Nie dostrzegła tego czegoś wdowa po mistrzu Zygfrydzie. Była to kobieta próżna i dość nisko ceniąca sobie pracę swojego męża. Szybko więc pozbyła się niechcianej pamiątki za niemałe zresztą pieniądze.
Zegar odkupił pewien gentleman – właściciel pobliskiego dworku. W najbliższym czasie miał się odbyć ślub jego ukochanej bratanicy, więc możliwość kupna tak okazałego prezentu była dla niego wspaniałą okazją, zwłaszcza że panna młoda była osobą wykształconą i wysoko ceniącą sztukę. Kazał więc ów gentleman starannie zapakować prezent i z zachowaniem wszelkich środków ostrożności zawieźć do posiadłości jego brata oddalonej o kilkadziesiąt kilometrów. Sam wkrótce podążył jego śladem.
Wesele udało się wspaniale, goście bawili się przednio, a młoda para szczęśliwa i zakochana udała się do swojego mieszkania w wielkim mieście, gdzie mieli wieść żywot spokojny i beztroski, oboje bowiem pochodzili z bogatych domów i nie musieli trwonić czasu na mnożenie rodzinnej fortuny.
Wiedli więc ów spokojny, choć trochę zwariowany żywot. Bywali na balach, w teatrze i na wyścigach konnych, słowem wszędzie tam, gdzie spędzała czas śmietanka towarzyska. Przy tym wszędzie, gdzie się pojawiali, promieniała od nich radość i szczęście. Kochali się ogromnie i nigdy się bez siebie nawzajem nigdzie nie pokazywali. Mówiło się o nich, że są jednymi z nielicznych, którym szczęście po prostu jest pisane.
Tak minął rok, potem drugi, z daleka dochodziły wieści o wielkiej wojnie, która pochłaniała coraz więcej ofiar i angażuje coraz większą liczbę państw. I w końcu przyszedł ten dzień – 24 lipca 1915 roku. Młody pan domu stanął obok zegara, spojrzał w oczy swojej ukochanej żonie, pokazał jej gazetę i powiedział, że musi wyjechać, by ratować rodzinne posiadłości. Ona mu na to, że jego obecność tam i tak nic nie zmieni, ale on był uparty.
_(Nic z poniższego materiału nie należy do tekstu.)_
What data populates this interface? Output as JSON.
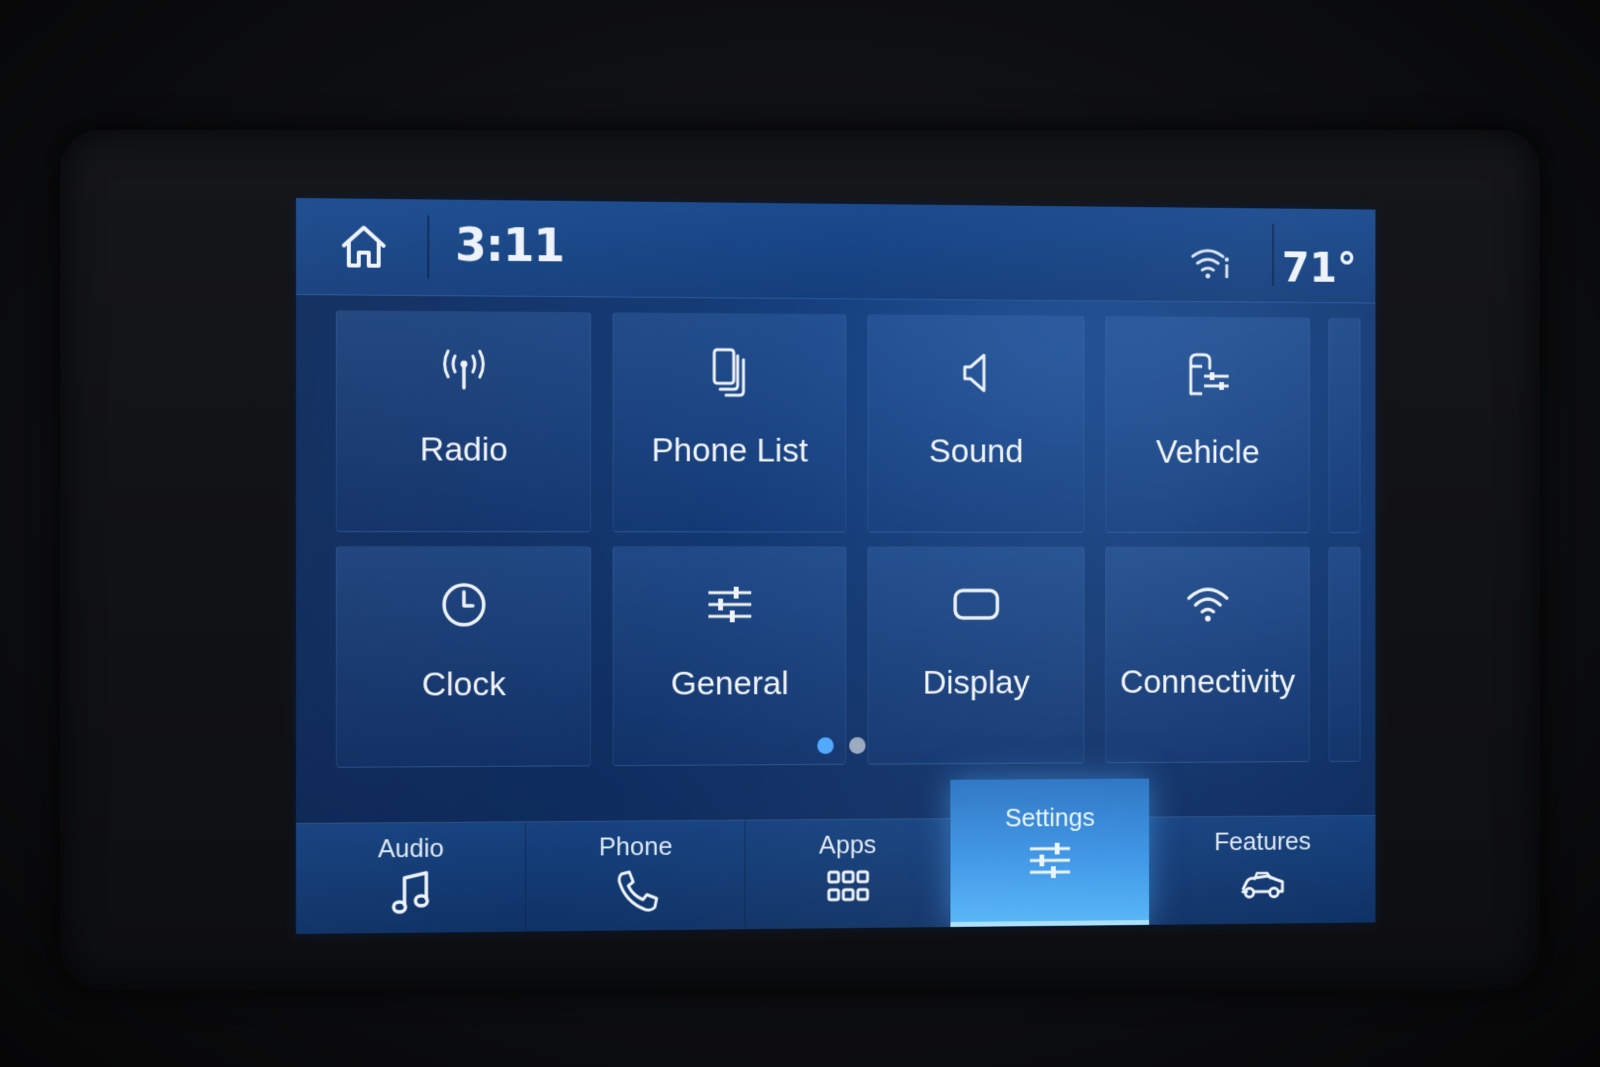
{
  "status_bar": {
    "time": "3:11",
    "temperature": "71°",
    "home_icon": "home-icon",
    "connectivity_icon": "wifi-info-icon"
  },
  "tiles": [
    {
      "label": "Radio",
      "icon": "radio-antenna-icon"
    },
    {
      "label": "Phone List",
      "icon": "phone-list-icon"
    },
    {
      "label": "Sound",
      "icon": "speaker-icon"
    },
    {
      "label": "Vehicle",
      "icon": "vehicle-settings-icon"
    },
    {
      "label": "Clock",
      "icon": "clock-icon"
    },
    {
      "label": "General",
      "icon": "sliders-icon"
    },
    {
      "label": "Display",
      "icon": "display-icon"
    },
    {
      "label": "Connectivity",
      "icon": "wifi-icon"
    }
  ],
  "pager": {
    "pages": 2,
    "active_page": 1
  },
  "bottom_nav": [
    {
      "label": "Audio",
      "icon": "music-note-icon",
      "active": false
    },
    {
      "label": "Phone",
      "icon": "phone-handset-icon",
      "active": false
    },
    {
      "label": "Apps",
      "icon": "apps-grid-icon",
      "active": false
    },
    {
      "label": "Settings",
      "icon": "settings-sliders-icon",
      "active": true
    },
    {
      "label": "Features",
      "icon": "car-icon",
      "active": false
    }
  ],
  "colors": {
    "screen_bg": "#143c78",
    "accent_active": "#3c96e6",
    "pager_active": "#4fa8ff",
    "text": "#eef3fb"
  }
}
Przed odjazdem gorąco ucałował ukochaną, uśmiechnął się do niej… i tak nadeszły te długie dni, wieczory i noce oczekiwania, samotności i strachu, spoglądania przez okno z lękiem i nadzieją. Przyjechał starszawy oficer, zostawił kopertę, zasalutował i pojechał. Młoda pani domu wzięła list, odprawiła pokojówkę… nie doczytała do końca. Papier wypadł jej z ręki, pobladła. Chciała podejść do biurka, ale mocny ból ścisnął ją w piersi, opadła bezwładnie na fotel. Zegar wybijał piątą, gdy jej serce przestało bić.
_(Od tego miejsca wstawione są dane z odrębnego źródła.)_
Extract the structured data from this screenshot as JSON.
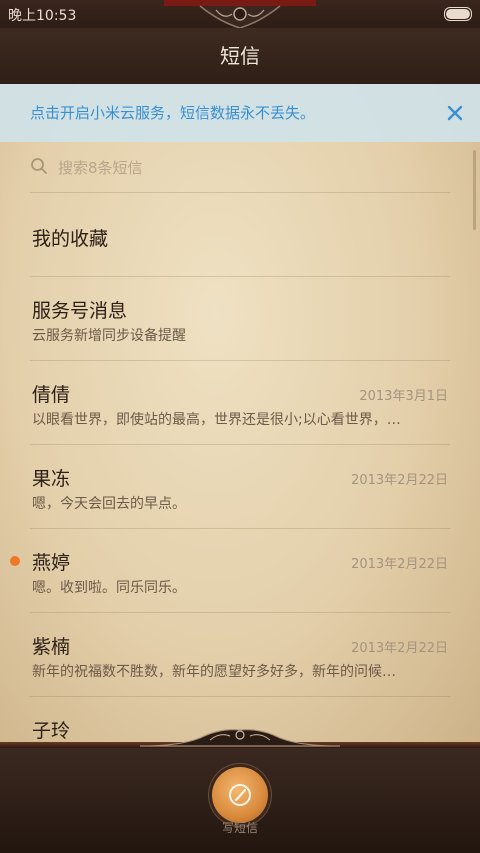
{
  "status_bar": {
    "time": "晚上10:53"
  },
  "app": {
    "title": "短信"
  },
  "cloud_banner": {
    "text": "点击开启小米云服务，短信数据永不丢失。"
  },
  "search": {
    "placeholder": "搜索8条短信"
  },
  "conversations": [
    {
      "name": "我的收藏",
      "preview": "",
      "date": "",
      "unread": false
    },
    {
      "name": "服务号消息",
      "preview": "云服务新增同步设备提醒",
      "date": "",
      "unread": false
    },
    {
      "name": "倩倩",
      "preview": "以眼看世界，即使站的最高，世界还是很小;以心看世界，…",
      "date": "2013年3月1日",
      "unread": false
    },
    {
      "name": "果冻",
      "preview": "嗯，今天会回去的早点。",
      "date": "2013年2月22日",
      "unread": false
    },
    {
      "name": "燕婷",
      "preview": "嗯。收到啦。同乐同乐。",
      "date": "2013年2月22日",
      "unread": true
    },
    {
      "name": "紫楠",
      "preview": "新年的祝福数不胜数，新年的愿望好多好多，新年的问候…",
      "date": "2013年2月22日",
      "unread": false
    },
    {
      "name": "子玲",
      "preview": "",
      "date": "",
      "unread": false
    }
  ],
  "bottom_bar": {
    "compose_label": "写短信"
  },
  "colors": {
    "accent_blue": "#3a8fd2",
    "unread_dot": "#f0762a",
    "compose_button": "#d88a3b"
  }
}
Potem przyszły obce wojska. Kamienica w centrum miasta była dobrym miejscem na siedzibę sztabu. Zegar spodobał się adiutantowi generała. Był to student ze Lwowa, rzucony przez zawieruchę wojenną aż tutaj. Nieważne gdzie i dla kogo – ważne żeby walczyć z wrogiem własnego kraju o odzyskanie niepodległości. W totalnej wojnie bowiem Święte Przymierze musiało umrzeć. Młody podoficer postawił sobie za cel przywiezienie zegara do domu jako łupu wojennego, a ponieważ był adiutantem samego generała – szybko dopiął swego. Gdy tylko skończyła się wojna polsko-bolszewicka, w której młody Polak brał już udział w polskim mundurze, zegar stanął w salonie jego rodzinnej posiadłości.
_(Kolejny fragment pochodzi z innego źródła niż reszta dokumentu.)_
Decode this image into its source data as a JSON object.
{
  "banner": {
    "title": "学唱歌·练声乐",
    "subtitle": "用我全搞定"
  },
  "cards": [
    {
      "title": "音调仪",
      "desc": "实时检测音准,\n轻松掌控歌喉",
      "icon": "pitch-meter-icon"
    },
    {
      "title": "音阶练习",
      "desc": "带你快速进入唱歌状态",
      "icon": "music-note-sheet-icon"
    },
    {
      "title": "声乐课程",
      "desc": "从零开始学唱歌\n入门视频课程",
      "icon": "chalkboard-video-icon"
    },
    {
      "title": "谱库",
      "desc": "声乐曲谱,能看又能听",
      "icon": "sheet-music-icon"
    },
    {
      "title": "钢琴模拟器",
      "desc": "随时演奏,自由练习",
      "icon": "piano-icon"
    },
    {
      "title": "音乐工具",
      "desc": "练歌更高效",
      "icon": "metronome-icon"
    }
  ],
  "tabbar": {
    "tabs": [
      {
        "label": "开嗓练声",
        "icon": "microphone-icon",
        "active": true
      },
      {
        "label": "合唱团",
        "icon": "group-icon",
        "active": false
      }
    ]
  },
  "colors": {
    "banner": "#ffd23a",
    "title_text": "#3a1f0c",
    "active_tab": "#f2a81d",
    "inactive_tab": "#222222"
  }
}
Nadszedł okres pokoju. Był to czas zmian, odbudowywania polskiej państwowości, czas politycznych sporów, społecznych niepokojów. Były adiutant generała, zagorzały zwolennik Marszałka, angażował się z całych sił w te wydarzenia. Uczestniczył w przewrocie majowym po zwycięskiej stronie. Często jeździł do stolicy, właściwie spędzał tam większość czasu. Z dala od tego wszystkiego w galicyjskiej posiadłości jego żona wieczorami siadała przy zegarze i opowiadała ich dzieciom jak ważne rzeczy tatuś robi w stolicy, dlaczego ciągle go nie ma.
Następna wielka wojna przyszła nagle. Nie była już tak entuzjastycznie przyjmowana, zamiast radości był strach i niepokój. Adiutant generała z pierwszej wojny nie mógł wyjechać ze stolicy. Był ważnym urzędnikiem ministerstwa i musiał się zająć bieżącymi sprawami. Nie chciał sprowadzać rodziny do Warszawy. Uważał, że najbezpieczniejsza jest rodzinna posiadłość z dala od linii frontu. Lecz front przyszedł z drugiej strony wraz z inną armią – prostacką, wynaturzoną, nienawidzącą nawet drobnych „obszarników”.
Następnego lata starły się dwie potężne, dotychczas sprzymierzone siły. Była to wojna jakiej świat jeszcze nie widział, a świat widział bardzo wiele wojen. Bardziej od jakiejkolwiek armii Lachów nienawidzili jednak sąsiedzi. Nazywali siebie armią, ale byli bandą zdegenerowanych barbarzyńców umiejętnie podżeganych przez nacjonalistyczne kierownictwo. Przyszli więc sąsiedzi do dworku, w którym zatroskana matka chroniła swoje dzieci, wywlekli na mróz i powystrzelali jedno za drugim – dzieci razem z matką. Zegar niewzruszenie machał mosiężnym wahadłem.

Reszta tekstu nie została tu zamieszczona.